When a farmer traverses the highlands and lowlands of the countryside in search of his lost calf, he returns to his village with an eagle chick.

He decides to keep the eagle among the chickens on the compound.

“The eagle is the king of the birds,” he said, “but we shall train it to be a chicken.”

So the eagle lived among the chickens, learning their ways.

One day, a friend comes over to visit the farmer…

The friend saw the bird among the chickens. “Hey! That’s not a chicken. It’s an eagle!”

The farmer smiled to him and said, “Of course it’s a chicken. Look – it walks like a chicken, it talks like a chicken, it eats like a chicken. It thinks like a chicken. Of course it’s a chicken.

Unconvinced, his friend sets out to prove to the farmer that the bird is indeed an eagle.

Fly, Eagle, Fly! is a Ghanaian fable originally told by educationist James Kwegyir Aggrey also known as “Aggrey of Africa” (October 18, 1875 – July 30, 1927). He was born during the colonial era when the greater part of modern Ghana was called the Gold Coast. Working as a pastor and educator, he toured the African continent and shared this story time and again to inspire confidence.

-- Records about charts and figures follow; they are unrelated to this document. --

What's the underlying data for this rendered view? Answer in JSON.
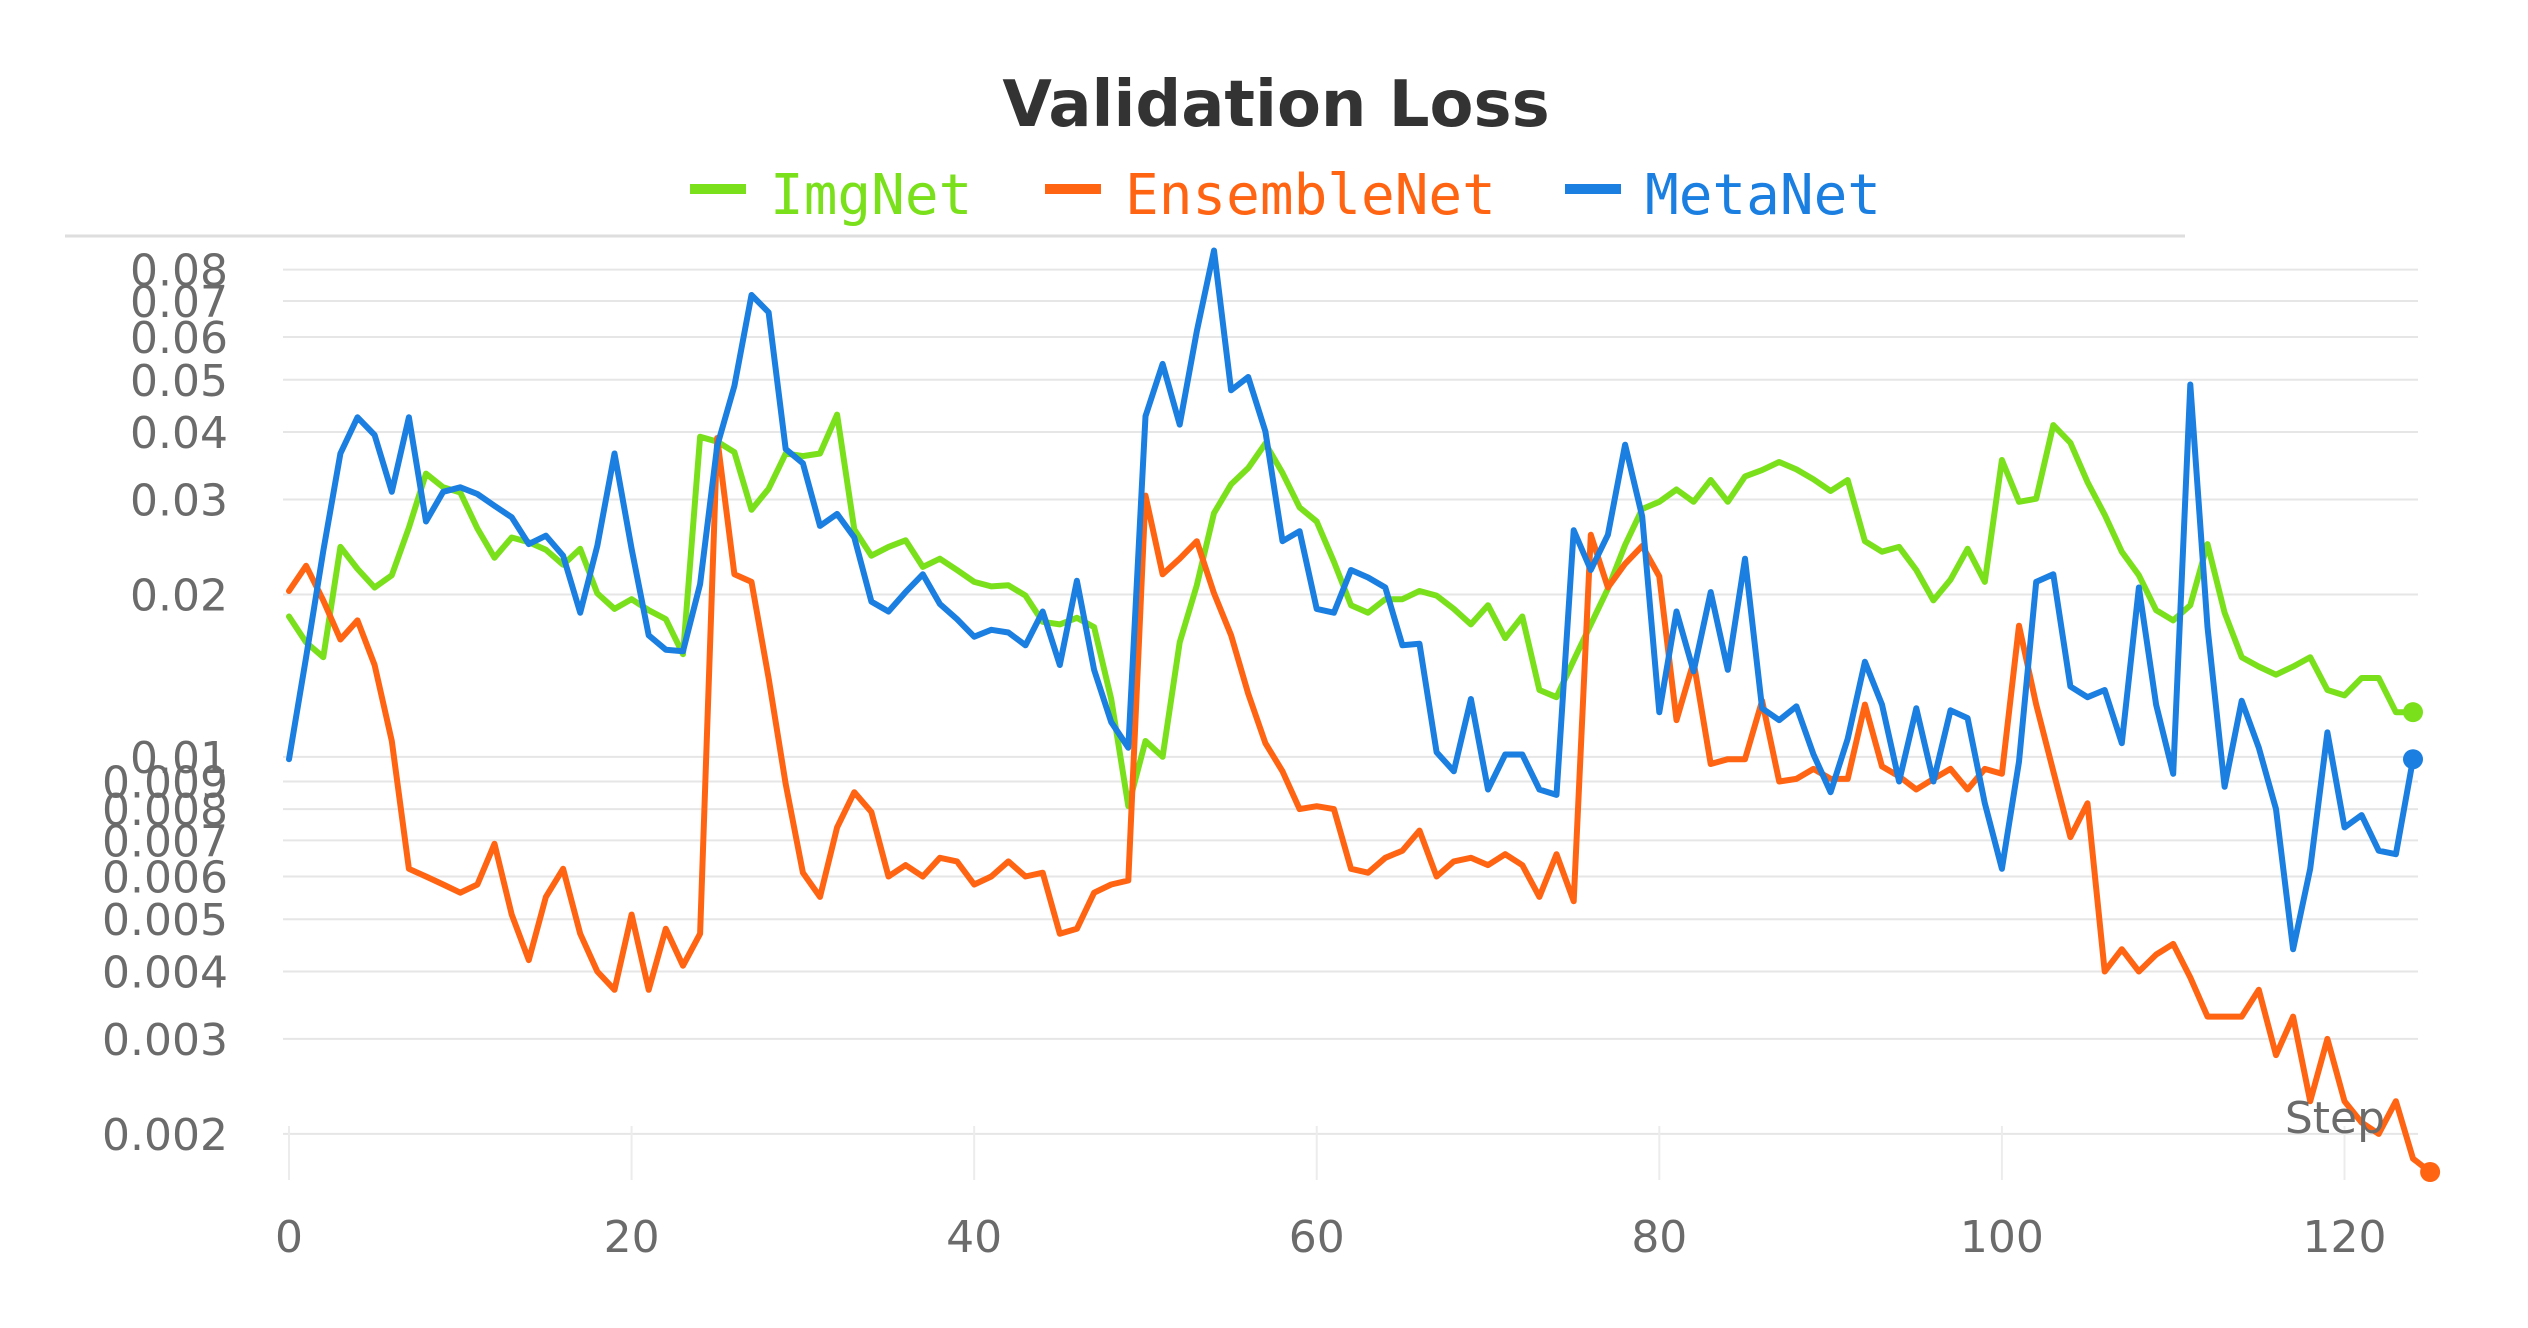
{
  "chart_data": {
    "type": "line",
    "title": "Validation Loss",
    "xlabel": "Step",
    "ylabel": "",
    "yscale": "log",
    "xlim": [
      0,
      124
    ],
    "ylim": [
      0.0017,
      0.087
    ],
    "x_ticks": [
      0,
      20,
      40,
      60,
      80,
      100,
      120
    ],
    "y_ticks": [
      0.002,
      0.003,
      0.004,
      0.005,
      0.006,
      0.007,
      0.008,
      0.009,
      0.01,
      0.02,
      0.03,
      0.04,
      0.05,
      0.06,
      0.07,
      0.08
    ],
    "y_tick_labels": [
      "0.002",
      "0.003",
      "0.004",
      "0.005",
      "0.006",
      "0.007",
      "0.008",
      "0.009",
      "0.01",
      "0.02",
      "0.03",
      "0.04",
      "0.05",
      "0.06",
      "0.07",
      "0.08"
    ],
    "x_tick_labels": [
      "0",
      "20",
      "40",
      "60",
      "80",
      "100",
      "120"
    ],
    "legend_position": "top-center",
    "grid": true,
    "series": [
      {
        "name": "ImgNet",
        "color": "#7be01c",
        "values": [
          0.0182,
          0.0163,
          0.0153,
          0.0245,
          0.0223,
          0.0206,
          0.0217,
          0.0266,
          0.0335,
          0.0316,
          0.0309,
          0.0265,
          0.0234,
          0.0255,
          0.025,
          0.0242,
          0.0227,
          0.0243,
          0.0201,
          0.0188,
          0.0196,
          0.0187,
          0.018,
          0.0155,
          0.0392,
          0.0384,
          0.0367,
          0.0287,
          0.0314,
          0.0365,
          0.0361,
          0.0365,
          0.0431,
          0.0264,
          0.0236,
          0.0245,
          0.0252,
          0.0225,
          0.0233,
          0.0222,
          0.0211,
          0.0207,
          0.0208,
          0.0199,
          0.0178,
          0.0176,
          0.0181,
          0.0174,
          0.0128,
          0.0081,
          0.0107,
          0.01,
          0.0163,
          0.0208,
          0.0283,
          0.032,
          0.0343,
          0.0381,
          0.0336,
          0.029,
          0.0273,
          0.023,
          0.0191,
          0.0185,
          0.0196,
          0.0196,
          0.0203,
          0.0199,
          0.0188,
          0.0176,
          0.0191,
          0.0166,
          0.0182,
          0.0133,
          0.0129,
          0.0151,
          0.0176,
          0.0205,
          0.0247,
          0.0288,
          0.0297,
          0.0313,
          0.0297,
          0.0326,
          0.0297,
          0.0331,
          0.034,
          0.0352,
          0.0341,
          0.0327,
          0.0311,
          0.0326,
          0.0251,
          0.024,
          0.0245,
          0.0222,
          0.0195,
          0.0213,
          0.0243,
          0.0211,
          0.0355,
          0.0297,
          0.0301,
          0.0412,
          0.0382,
          0.0323,
          0.0281,
          0.024,
          0.0217,
          0.0187,
          0.0179,
          0.0191,
          0.0248,
          0.0185,
          0.0153,
          0.0147,
          0.0142,
          0.0147,
          0.0153,
          0.0133,
          0.013,
          0.014,
          0.014,
          0.0121,
          0.0121
        ]
      },
      {
        "name": "EnsembleNet",
        "color": "#ff6413",
        "values": [
          0.0203,
          0.0226,
          0.0195,
          0.0165,
          0.0179,
          0.0148,
          0.0107,
          0.0062,
          0.006,
          0.0058,
          0.0056,
          0.0058,
          0.0069,
          0.0051,
          0.0042,
          0.0055,
          0.0062,
          0.0047,
          0.004,
          0.0037,
          0.0051,
          0.0037,
          0.0048,
          0.0041,
          0.0047,
          0.039,
          0.0218,
          0.0211,
          0.014,
          0.0089,
          0.0061,
          0.0055,
          0.0074,
          0.0086,
          0.0079,
          0.006,
          0.0063,
          0.006,
          0.0065,
          0.0064,
          0.0058,
          0.006,
          0.0064,
          0.006,
          0.0061,
          0.0047,
          0.0048,
          0.0056,
          0.0058,
          0.0059,
          0.0305,
          0.0218,
          0.0233,
          0.0251,
          0.0201,
          0.0168,
          0.0131,
          0.0106,
          0.0094,
          0.008,
          0.0081,
          0.008,
          0.0062,
          0.0061,
          0.0065,
          0.0067,
          0.0073,
          0.006,
          0.0064,
          0.0065,
          0.0063,
          0.0066,
          0.0063,
          0.0055,
          0.0066,
          0.0054,
          0.0258,
          0.0206,
          0.0228,
          0.0246,
          0.0216,
          0.0117,
          0.015,
          0.0097,
          0.0099,
          0.0099,
          0.0127,
          0.009,
          0.0091,
          0.0095,
          0.0091,
          0.0091,
          0.0125,
          0.0096,
          0.0092,
          0.0087,
          0.0091,
          0.0095,
          0.0087,
          0.0095,
          0.0093,
          0.0175,
          0.0125,
          0.0094,
          0.0071,
          0.0082,
          0.004,
          0.0044,
          0.004,
          0.0043,
          0.0045,
          0.0039,
          0.0033,
          0.0033,
          0.0033,
          0.0037,
          0.0028,
          0.0033,
          0.0023,
          0.003,
          0.0023,
          0.0021,
          0.002,
          0.0023,
          0.0018,
          0.0017
        ]
      },
      {
        "name": "MetaNet",
        "color": "#1a7fe0",
        "values": [
          0.0099,
          0.0153,
          0.0241,
          0.0365,
          0.0426,
          0.0395,
          0.031,
          0.0426,
          0.0273,
          0.031,
          0.0316,
          0.0307,
          0.0292,
          0.0278,
          0.0248,
          0.0257,
          0.0236,
          0.0185,
          0.0246,
          0.0365,
          0.0243,
          0.0168,
          0.0158,
          0.0157,
          0.0209,
          0.0377,
          0.0487,
          0.0718,
          0.0667,
          0.0372,
          0.035,
          0.0268,
          0.0282,
          0.0255,
          0.0194,
          0.0186,
          0.0202,
          0.0218,
          0.0192,
          0.018,
          0.0167,
          0.0172,
          0.017,
          0.0161,
          0.0186,
          0.0148,
          0.0212,
          0.0145,
          0.0116,
          0.0104,
          0.0428,
          0.0535,
          0.0413,
          0.0615,
          0.0868,
          0.0478,
          0.0506,
          0.0401,
          0.0251,
          0.0262,
          0.0188,
          0.0185,
          0.0222,
          0.0215,
          0.0206,
          0.0161,
          0.0162,
          0.0102,
          0.0094,
          0.0128,
          0.0087,
          0.0101,
          0.0101,
          0.0087,
          0.0085,
          0.0263,
          0.0222,
          0.0258,
          0.0379,
          0.0279,
          0.0121,
          0.0186,
          0.0144,
          0.0202,
          0.0145,
          0.0233,
          0.0123,
          0.0117,
          0.0124,
          0.0101,
          0.0086,
          0.0108,
          0.015,
          0.0125,
          0.009,
          0.0123,
          0.009,
          0.0122,
          0.0118,
          0.0082,
          0.0062,
          0.0098,
          0.0211,
          0.0218,
          0.0135,
          0.0129,
          0.0133,
          0.0106,
          0.0206,
          0.0125,
          0.0093,
          0.049,
          0.0174,
          0.0088,
          0.0127,
          0.0104,
          0.008,
          0.0044,
          0.0062,
          0.0111,
          0.0074,
          0.0078,
          0.0067,
          0.0066,
          0.0099
        ]
      }
    ]
  }
}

When Aggrey told this story, he used to end by saying,

“…don’t be content with the food of chickens! Stretch forth your wings and fly!”

At this, children would run excitedly around their playgrounds with arms outstretched like the wings of eagles.

This children’s book is an adaptation of Aggrey’s fable by Christopher Gregorowski. He wrote it for his dying daughter when he was working among the Xhosa-speaking people of Southern Africa as an Anglican Priest. He wanted it to help her understand that we are all born to be eagles that are lifted up by the might of the Spirit.

I bought a copy for my six-year-old nephew a while back, but ended up getting hooked to the story when I skimmed through it in the bookshop so I kept it for a reread to motivate myself (and yes, my nephew did get the book).

In its simplicity, the story continues to inspire me. It reminds me that I am not meant to scratch the ground and peck about like a chicken, but to soar with the rising sun to greater heights like an eagle.